Les kinines*, que l’on peut considérer comme des protéines en miniature, provoquent des sensations douloureuses, des papules, la contraction des muscles lisses et la dilatation des vaisseaux sanguins, selon la localisation. On peut les estimer responsables de certains troubles rhumatismales et sont souvent efficaces dans les cas d’asthme.
Il faut espérer que la recherche permettra de mieux connaître les interactions enchevêtrées de ces substances et d’en découvrir d’autres ; ainsi nous connaîtrions les thérapeutiques spécifiques pour bloquer le mécanisme symptomatique de l’allergie.
*Ne pas confondre quinine = alcaloïde du cinchona, avec kinines = substances polypeptidiques sécrétées par le système neuro-végétatif.

Quels sont les sujets susceptibles de réactions allergiques ?
Il est difficile de faire une estimation, même grossière, du pourcentage des maladies allergiques. 10 % environ de la population présentent des allergies franches, généralement sub-aiguës ou chroniques ; la moitié d’entre eux, environ, présentent des épisodes transitoires. Les estimations de pourcentage d’une maladie allergique particulière varient considérablement.

L’hérédité joue un rôle important dans la prédisposition aux troubles allergiques. Mais l’étude de l’hérédité dans les affections humaines est particulièrement difficile dans le domaine de l’allergie. Les parents ou les membres d’une famille peuvent ignorer certains troubles allergiques, ou, pour différentes raisons désirent les cacher. Par ailleurs, l’hérédité ne joue pas ici comme transmission d’une maladie spécifique, mais comme tendance à une certaine sensibilité. Un sujet qui souffre d’asthme peut avoir un enfant qui souffre de rhume des foins.
La race influe peu sur les susceptibilités allergiques. On prétend généralement que les personnes à peau noire sont relativement immunisées contre les réactions allergiques ; il n’en est rien. Nous avons eu l’occasion de poser le diagnostic et de traiter toutes les différentes formes de maladies allergiques contractées par des Japonais et par des Chinois.

L’âge : Une allergie peut se manifester à n’importe quel âge. Bien que la période d’incubation précède l’apparition des symptômes, le premier contact avec un antigène peut avoir lieu dans l’utérus maternel. La plupart des sujets qui présentent une allergie en manifestent les symptômes avant la quarantaine ; simplement parce que arrivé à cet âge, l’individu a été exposé à presque toutes les éventualités et qu’il a eu amplement l’occasion d’être sensibilisé.

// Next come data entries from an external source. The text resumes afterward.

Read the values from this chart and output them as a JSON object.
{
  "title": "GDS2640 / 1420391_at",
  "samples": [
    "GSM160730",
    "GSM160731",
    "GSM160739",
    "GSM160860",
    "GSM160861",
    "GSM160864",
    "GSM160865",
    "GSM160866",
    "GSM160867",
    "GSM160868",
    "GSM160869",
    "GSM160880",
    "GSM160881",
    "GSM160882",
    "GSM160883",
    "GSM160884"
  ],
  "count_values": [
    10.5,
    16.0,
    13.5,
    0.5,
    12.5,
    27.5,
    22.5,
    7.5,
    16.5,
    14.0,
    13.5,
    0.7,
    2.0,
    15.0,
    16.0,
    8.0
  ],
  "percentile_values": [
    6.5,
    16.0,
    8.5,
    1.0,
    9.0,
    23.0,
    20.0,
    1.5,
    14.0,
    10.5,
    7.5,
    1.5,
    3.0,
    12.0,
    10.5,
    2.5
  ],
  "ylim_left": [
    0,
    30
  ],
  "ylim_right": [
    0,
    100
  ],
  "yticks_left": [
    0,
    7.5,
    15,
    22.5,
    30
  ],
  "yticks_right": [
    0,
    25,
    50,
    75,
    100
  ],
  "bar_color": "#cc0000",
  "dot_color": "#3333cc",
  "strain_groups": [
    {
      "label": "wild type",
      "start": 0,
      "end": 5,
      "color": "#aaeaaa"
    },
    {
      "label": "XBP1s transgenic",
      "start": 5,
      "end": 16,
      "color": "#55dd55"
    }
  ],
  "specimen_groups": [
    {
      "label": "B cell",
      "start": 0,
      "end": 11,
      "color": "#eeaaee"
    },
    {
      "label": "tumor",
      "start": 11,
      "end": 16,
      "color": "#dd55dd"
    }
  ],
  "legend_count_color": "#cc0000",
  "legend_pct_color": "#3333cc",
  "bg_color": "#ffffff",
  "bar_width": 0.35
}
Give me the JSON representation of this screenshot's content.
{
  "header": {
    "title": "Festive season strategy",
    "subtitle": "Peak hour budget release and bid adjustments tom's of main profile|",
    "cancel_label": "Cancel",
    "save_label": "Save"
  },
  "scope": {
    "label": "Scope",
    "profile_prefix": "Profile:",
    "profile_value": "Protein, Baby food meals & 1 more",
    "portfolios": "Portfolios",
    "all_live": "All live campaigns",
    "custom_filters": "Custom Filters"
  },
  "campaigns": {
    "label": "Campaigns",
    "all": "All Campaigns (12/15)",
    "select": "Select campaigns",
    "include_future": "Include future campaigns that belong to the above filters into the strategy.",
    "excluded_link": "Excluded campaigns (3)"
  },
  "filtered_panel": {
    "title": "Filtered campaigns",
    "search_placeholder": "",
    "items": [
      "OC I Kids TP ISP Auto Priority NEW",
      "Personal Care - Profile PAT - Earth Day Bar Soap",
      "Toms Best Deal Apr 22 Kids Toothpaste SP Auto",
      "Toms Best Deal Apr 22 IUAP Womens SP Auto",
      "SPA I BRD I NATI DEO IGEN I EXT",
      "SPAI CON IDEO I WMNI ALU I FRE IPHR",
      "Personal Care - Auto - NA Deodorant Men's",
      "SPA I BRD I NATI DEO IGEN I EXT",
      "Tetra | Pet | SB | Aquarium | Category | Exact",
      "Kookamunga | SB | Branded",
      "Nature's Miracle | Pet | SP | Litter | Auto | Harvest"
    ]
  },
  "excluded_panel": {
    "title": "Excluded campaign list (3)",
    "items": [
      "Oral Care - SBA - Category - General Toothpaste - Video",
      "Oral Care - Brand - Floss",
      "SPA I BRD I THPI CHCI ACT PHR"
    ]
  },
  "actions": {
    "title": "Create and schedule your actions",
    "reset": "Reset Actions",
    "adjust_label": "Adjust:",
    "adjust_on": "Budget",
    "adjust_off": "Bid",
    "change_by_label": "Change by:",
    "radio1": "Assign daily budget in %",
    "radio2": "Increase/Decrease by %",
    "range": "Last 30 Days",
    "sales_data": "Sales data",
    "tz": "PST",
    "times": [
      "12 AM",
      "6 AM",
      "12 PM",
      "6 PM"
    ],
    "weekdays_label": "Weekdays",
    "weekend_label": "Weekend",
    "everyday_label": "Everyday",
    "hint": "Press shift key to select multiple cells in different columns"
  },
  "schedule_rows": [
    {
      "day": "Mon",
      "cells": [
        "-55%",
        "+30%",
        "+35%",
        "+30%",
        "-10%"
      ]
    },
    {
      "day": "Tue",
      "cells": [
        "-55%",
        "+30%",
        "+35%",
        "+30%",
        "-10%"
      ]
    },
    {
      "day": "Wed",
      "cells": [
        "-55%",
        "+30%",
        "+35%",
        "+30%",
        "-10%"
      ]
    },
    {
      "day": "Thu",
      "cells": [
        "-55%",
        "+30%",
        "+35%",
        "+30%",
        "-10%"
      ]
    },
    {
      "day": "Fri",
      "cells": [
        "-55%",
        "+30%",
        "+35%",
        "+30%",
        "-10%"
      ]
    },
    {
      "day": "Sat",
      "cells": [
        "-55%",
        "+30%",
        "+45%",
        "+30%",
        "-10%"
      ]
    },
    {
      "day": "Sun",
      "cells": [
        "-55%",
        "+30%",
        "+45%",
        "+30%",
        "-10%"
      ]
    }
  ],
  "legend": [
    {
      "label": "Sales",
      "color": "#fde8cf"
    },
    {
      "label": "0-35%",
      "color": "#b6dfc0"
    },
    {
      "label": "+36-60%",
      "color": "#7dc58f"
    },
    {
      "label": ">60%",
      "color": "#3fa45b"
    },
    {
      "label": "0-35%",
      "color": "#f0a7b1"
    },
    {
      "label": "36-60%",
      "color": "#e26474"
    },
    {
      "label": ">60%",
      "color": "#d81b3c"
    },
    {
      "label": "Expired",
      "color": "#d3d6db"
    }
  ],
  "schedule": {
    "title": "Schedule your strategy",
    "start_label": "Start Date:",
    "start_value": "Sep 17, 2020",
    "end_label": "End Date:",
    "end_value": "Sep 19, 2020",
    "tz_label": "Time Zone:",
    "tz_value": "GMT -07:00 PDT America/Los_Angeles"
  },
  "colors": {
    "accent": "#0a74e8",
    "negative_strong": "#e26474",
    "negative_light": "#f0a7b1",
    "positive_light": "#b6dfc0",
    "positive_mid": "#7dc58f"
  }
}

Les effets de la grossesse sur les troubles allergiques varient depuis la guérison totale jusqu’à l’exacerbation des symptômes. Nous pensons que l’asthme, en particulier, devrait être traité pendant la grossesse, car les crises graves peuvent provoquer une fausse couche. On note souvent une recrudescence de l’asthme à la période menstruelle. Certaines femmes présentent à cette période une congestion nasale qui augmente l’obstruction déjà provoquée par une rhinite allergique. Les dermatoses allergiques sont souvent aggravées au moment des règles ou pendant la grossesse.